Ganz gleich, ob es nun eine Abstimmung war oder nur ein Meinungsbild – das Signal in die Öffentlichkeit ist eindeutig: Die Mehrheit der Bürgervertretung Rheinaus ist für einen Abriss des ältesten historischen Gebäudes im Stadtteil, von einem einheitlichen Kampf um seinen Er-halt kann keine Rede mehr sein. Und dieses Signal ist verheerend.

Die Augen reiben muss man sich schon beim Zustandekommen dieses Votums. Es geht auf einen einzelnen Bezirksbeirat zurück, der sichergehen wollte, welche Meinung er zu diesem Thema im Gemeinderat vortragen soll und daher eine Rundmail an seine Kollegen schrieb. Manche erreichte er gar nicht, andere antworteten unklar. So kam das „Meinungsbild“ der Rheinauer Bürgervertretung über die Zukunft des ältesten historischen Bauwerks im Vorort zustande.

Damit ist das Gremium seiner Aufgabe nicht gerecht geworden. Es ist schön, dass es sich in seiner Sitzung am Mittwoch mit Hunden, die im See schwimmen, oder Zirkustieren, die die Rheinaukaserne beweiden, befasst hat; mindestens ebenso wichtig wäre es, eine Woche vor der Versteigerung das Thema Relaishaus in öffentlicher Sitzung zu diskutieren und falls gewollt auch zu entscheiden.
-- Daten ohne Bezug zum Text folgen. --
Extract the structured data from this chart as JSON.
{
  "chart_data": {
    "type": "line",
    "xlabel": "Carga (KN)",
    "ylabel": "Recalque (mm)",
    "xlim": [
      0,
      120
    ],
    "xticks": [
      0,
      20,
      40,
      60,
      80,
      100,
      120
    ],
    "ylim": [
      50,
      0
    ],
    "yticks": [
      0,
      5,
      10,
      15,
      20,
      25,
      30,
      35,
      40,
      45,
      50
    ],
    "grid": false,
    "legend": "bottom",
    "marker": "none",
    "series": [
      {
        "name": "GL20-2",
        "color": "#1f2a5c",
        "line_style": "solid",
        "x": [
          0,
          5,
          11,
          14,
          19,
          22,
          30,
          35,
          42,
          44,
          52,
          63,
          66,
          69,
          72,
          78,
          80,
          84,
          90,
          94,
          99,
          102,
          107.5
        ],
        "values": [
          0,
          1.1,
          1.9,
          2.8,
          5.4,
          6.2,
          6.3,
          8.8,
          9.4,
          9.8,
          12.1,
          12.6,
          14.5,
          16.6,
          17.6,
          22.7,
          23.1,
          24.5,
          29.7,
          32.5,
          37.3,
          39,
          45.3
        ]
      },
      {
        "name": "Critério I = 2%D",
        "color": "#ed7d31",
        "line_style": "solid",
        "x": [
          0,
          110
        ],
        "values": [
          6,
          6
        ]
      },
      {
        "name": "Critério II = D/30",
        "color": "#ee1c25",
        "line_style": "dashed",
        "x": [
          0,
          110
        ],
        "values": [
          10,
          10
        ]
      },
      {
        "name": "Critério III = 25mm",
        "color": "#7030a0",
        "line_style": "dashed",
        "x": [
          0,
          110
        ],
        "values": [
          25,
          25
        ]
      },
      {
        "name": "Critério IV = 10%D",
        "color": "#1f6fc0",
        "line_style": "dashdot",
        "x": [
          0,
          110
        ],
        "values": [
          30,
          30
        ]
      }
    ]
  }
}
Dass dieses Votum überhaupt bekannt wurde, ist das Verdienst eines Bürgers, der es in der Fragerunde ansprach. Seine Klage, damit sei der Bezirksbeirat allen, die sich für Denkmalschutz engagieren, „in den Rücken gefallen“, ist durchaus nachvollziehbar. Wie sollen sie bei Stadtverwaltung und Gemeinderat für einen Erhalt des Bauwerks eintreten, wenn die Bürgervertretung des eigenen Stadtteils sich so verhält?

Die Parteien sind nun aufgerufen, den Schaden zu begrenzen. Die SPD hat monatelang den Stadtteil eingedeckt mit Plakaten „Relaishaus erhalten!“, hat die Bürger einen ganzen Abend damit beschäftigt, Konzepte für seine Nutzung auszuarbeiten. Die CDU lädt am Mittwochabend zu einer Veranstaltung, bei der sie das Thema diskutieren will. Beide werden sich erklären müssen.